At Royal Osha Vichit can certainly follow his heart, whereas at the Mandarin he was answerable to managers and layers of bureaucracy that left little room for spontaneity. “In a hotel you have to share your ideas with the management and it can take months to get a response.” Working in a stand-alone restaurant is different, he explains. “Whatever I want to do, I can do. I have that freedom to implement my ideas without waiting for someone’s approval. Here if I want to serve a particular type of fish—even though the margin might be low—I can because I know it will make guests happy. And if they are happy they will return.”
Each of his dishes has a story. His take on goong kham wan, sweet morsels of barely grilled Spanish red prawns is served with a tomato water jelly, a fiery fish sauce and lime dressing and topped with fish eggs and truffle, a dish he first cooked at the Hôtel de Crillon in Paris. “I needed to adapt a Thai dish with an ingredient that was local and truffle fit the bill.” The result became one of his signature creations.
At the moment Vichit lives and breathes his restaurant, to the exclusion of much else. “I used to play squash but now I have no time. I still like to ride motorcycles on my days off, although those seem few and far between.” He also reaches beyond the restaurant with his cooking and fans can follow him on TV every Sunday morning. “My dream is to let young people know about real Thai food and how to cook in the traditional ways.” The programmes on Channel 32 are a platform to share his encyclopaedic knowledge of the culinary arts—everything from how to pick and buy to how to clean and cut in a particular way.

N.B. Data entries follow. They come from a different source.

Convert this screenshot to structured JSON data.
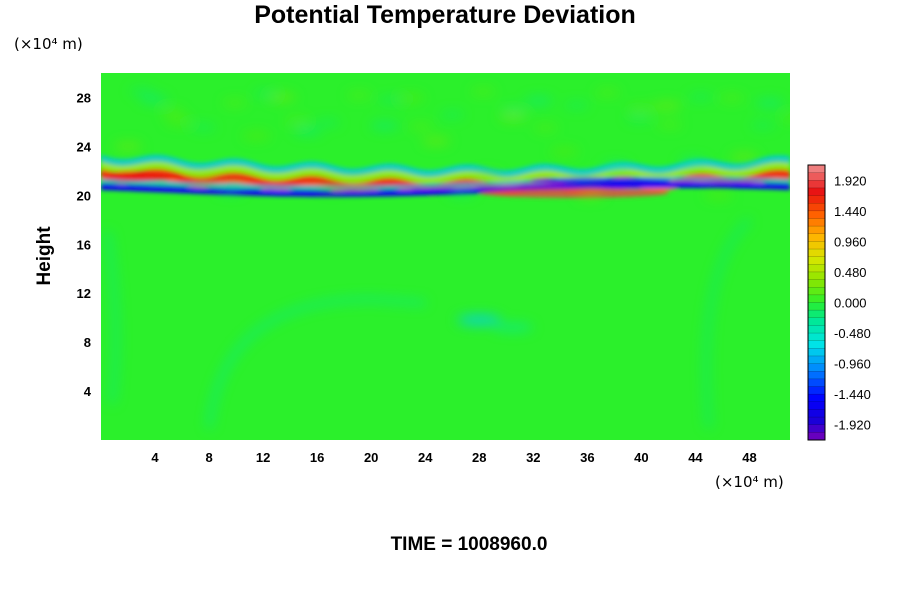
{
  "chart_data": {
    "type": "heatmap",
    "title": "Potential Temperature Deviation",
    "ylabel": "Height",
    "xlabel": "",
    "y_unit": "(×10⁴ m)",
    "x_unit": "(×10⁴ m)",
    "xlim": [
      0,
      51
    ],
    "ylim": [
      0,
      30
    ],
    "x_ticks": [
      4,
      8,
      12,
      16,
      20,
      24,
      28,
      32,
      36,
      40,
      44,
      48
    ],
    "y_ticks": [
      4,
      8,
      12,
      16,
      20,
      24,
      28
    ],
    "colorbar": {
      "min": -2.16,
      "max": 2.16,
      "tick_values": [
        1.92,
        1.44,
        0.96,
        0.48,
        0.0,
        -0.48,
        -0.96,
        -1.44,
        -1.92
      ],
      "tick_labels": [
        "1.920",
        "1.440",
        "0.960",
        "0.480",
        "0.000",
        "-0.480",
        "-0.960",
        "-1.440",
        "-1.920"
      ]
    },
    "field_description_values": {
      "background": 0.0,
      "positive_band_height": 21.3,
      "negative_band_height": 20.4
    },
    "time_label": "TIME = 1008960.0"
  }
}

Take collecting lemongrass from the garden: “Always pick from the outside. If you pick from the centre, you’ll kill the plant.”

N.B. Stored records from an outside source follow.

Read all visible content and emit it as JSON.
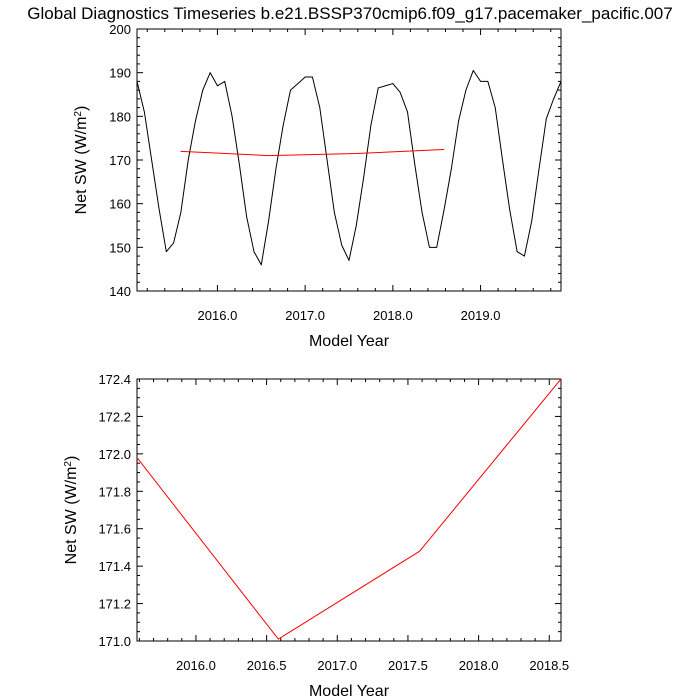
{
  "title": "Global Diagnostics Timeseries b.e21.BSSP370cmip6.f09_g17.pacemaker_pacific.007",
  "colors": {
    "monthly": "#000000",
    "annual": "#ff0000",
    "axes": "#000000"
  },
  "chart_data": [
    {
      "type": "line",
      "name": "monthly-and-annual-net-sw",
      "xlabel": "Model Year",
      "ylabel": "Net SW (W/m2)",
      "ylabel_main": "Net SW (W/m",
      "ylabel_sup": "2",
      "ylabel_close": ")",
      "xlim": [
        2015.083,
        2019.917
      ],
      "ylim": [
        140,
        200
      ],
      "xticks": [
        2016.0,
        2017.0,
        2018.0,
        2019.0
      ],
      "xtick_labels": [
        "2016.0",
        "2017.0",
        "2018.0",
        "2019.0"
      ],
      "yticks": [
        140,
        150,
        160,
        170,
        180,
        190,
        200
      ],
      "ytick_labels": [
        "140",
        "150",
        "160",
        "170",
        "180",
        "190",
        "200"
      ],
      "series": [
        {
          "name": "monthly",
          "color": "#000000",
          "x": [
            2015.083,
            2015.167,
            2015.25,
            2015.333,
            2015.417,
            2015.5,
            2015.583,
            2015.667,
            2015.75,
            2015.833,
            2015.917,
            2016.0,
            2016.083,
            2016.167,
            2016.25,
            2016.333,
            2016.417,
            2016.5,
            2016.583,
            2016.667,
            2016.75,
            2016.833,
            2016.917,
            2017.0,
            2017.083,
            2017.167,
            2017.25,
            2017.333,
            2017.417,
            2017.5,
            2017.583,
            2017.667,
            2017.75,
            2017.833,
            2017.917,
            2018.0,
            2018.083,
            2018.167,
            2018.25,
            2018.333,
            2018.417,
            2018.5,
            2018.583,
            2018.667,
            2018.75,
            2018.833,
            2018.917,
            2019.0,
            2019.083,
            2019.167,
            2019.25,
            2019.333,
            2019.417,
            2019.5,
            2019.583,
            2019.667,
            2019.75,
            2019.833,
            2019.917
          ],
          "values": [
            188.0,
            181.0,
            170.0,
            159.0,
            149.0,
            151.0,
            158.0,
            170.0,
            179.0,
            186.0,
            190.0,
            187.0,
            188.0,
            180.0,
            169.0,
            157.0,
            149.0,
            146.0,
            156.0,
            168.0,
            178.0,
            186.0,
            187.5,
            189.0,
            189.0,
            182.0,
            170.0,
            158.0,
            150.5,
            147.0,
            155.0,
            166.0,
            178.0,
            186.5,
            187.0,
            187.5,
            185.5,
            181.0,
            169.0,
            158.0,
            150.0,
            150.0,
            158.5,
            168.0,
            179.0,
            186.0,
            190.5,
            188.0,
            188.0,
            182.0,
            170.0,
            158.5,
            149.0,
            148.0,
            156.0,
            168.0,
            179.5,
            184.0,
            188.0
          ]
        },
        {
          "name": "annual",
          "color": "#ff0000",
          "x": [
            2015.583,
            2016.583,
            2017.583,
            2018.583
          ],
          "values": [
            171.98,
            171.01,
            171.48,
            172.4
          ]
        }
      ]
    },
    {
      "type": "line",
      "name": "annual-net-sw",
      "xlabel": "Model Year",
      "ylabel": "Net SW (W/m2)",
      "ylabel_main": "Net SW (W/m",
      "ylabel_sup": "2",
      "ylabel_close": ")",
      "xlim": [
        2015.583,
        2018.583
      ],
      "ylim": [
        171.0,
        172.4
      ],
      "xticks": [
        2016.0,
        2016.5,
        2017.0,
        2017.5,
        2018.0,
        2018.5
      ],
      "xtick_labels": [
        "2016.0",
        "2016.5",
        "2017.0",
        "2017.5",
        "2018.0",
        "2018.5"
      ],
      "yticks": [
        171.0,
        171.2,
        171.4,
        171.6,
        171.8,
        172.0,
        172.2,
        172.4
      ],
      "ytick_labels": [
        "171.0",
        "171.2",
        "171.4",
        "171.6",
        "171.8",
        "172.0",
        "172.2",
        "172.4"
      ],
      "series": [
        {
          "name": "annual",
          "color": "#ff0000",
          "x": [
            2015.583,
            2016.583,
            2017.583,
            2018.583
          ],
          "values": [
            171.98,
            171.01,
            171.48,
            172.4
          ]
        }
      ]
    }
  ]
}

He baulks at the idea of being considered the most senior of Bangkok’s Thai fine dining chefs and says he is reluctant to eat out at other restaurants because “I get irked when I try something that looks good but tastes bad. I hate being disappointed.” He puts it simply: “If you want to eat tom yum goong, you should go to a place known for good tom yum goong. If you want to eat grilled prawns with tamarind sauce, you want a place that serves the freshest prawns.” He gives one perennial favourite, Pla Thong in his hometown of Pattaya. “I get good spiny lobster, fish, prawns, crab, just brilliant ingredients.” In Bangkok he favours Nguan Lee for an after-service bite to eat. “It used to be nearby in Langsuan but it has moved to Charoen Nakorn. I order vegetables and fried or steamed fish and it is perfect simplicity.”
It’s not a meal he can often indulge in at home. “In my house it’s all fruit, vegetables and tempeh. My daughter is very serious about vegan cuisine and my wife has been a vegetarian for eight or nine years—no meat, no seafood.” As a result he occasionally partakes in a plant-based diet. “On Mondays they prepare vegan food for me and I comment on the taste and everything. It’s interesting. You can’t use shrimp paste, right? So you substitute fermented tempeh made from different beans. It’s delicious.”
His daughter Piyarat hopes to follow in his footsteps, but in her own way. She has an online platform called Kina Kind Cuisine dedicated to the benefits of a vegan diet and hopes to open a brick-and-mortar restaurant in Pattaya next year. Vichit welcomes her different approach, and knows that food evolves over time. “If you want to be a chef, you need to understand our culture. The culture of our cuisine. You need to learn a lot. The history of food grows generation by generation.”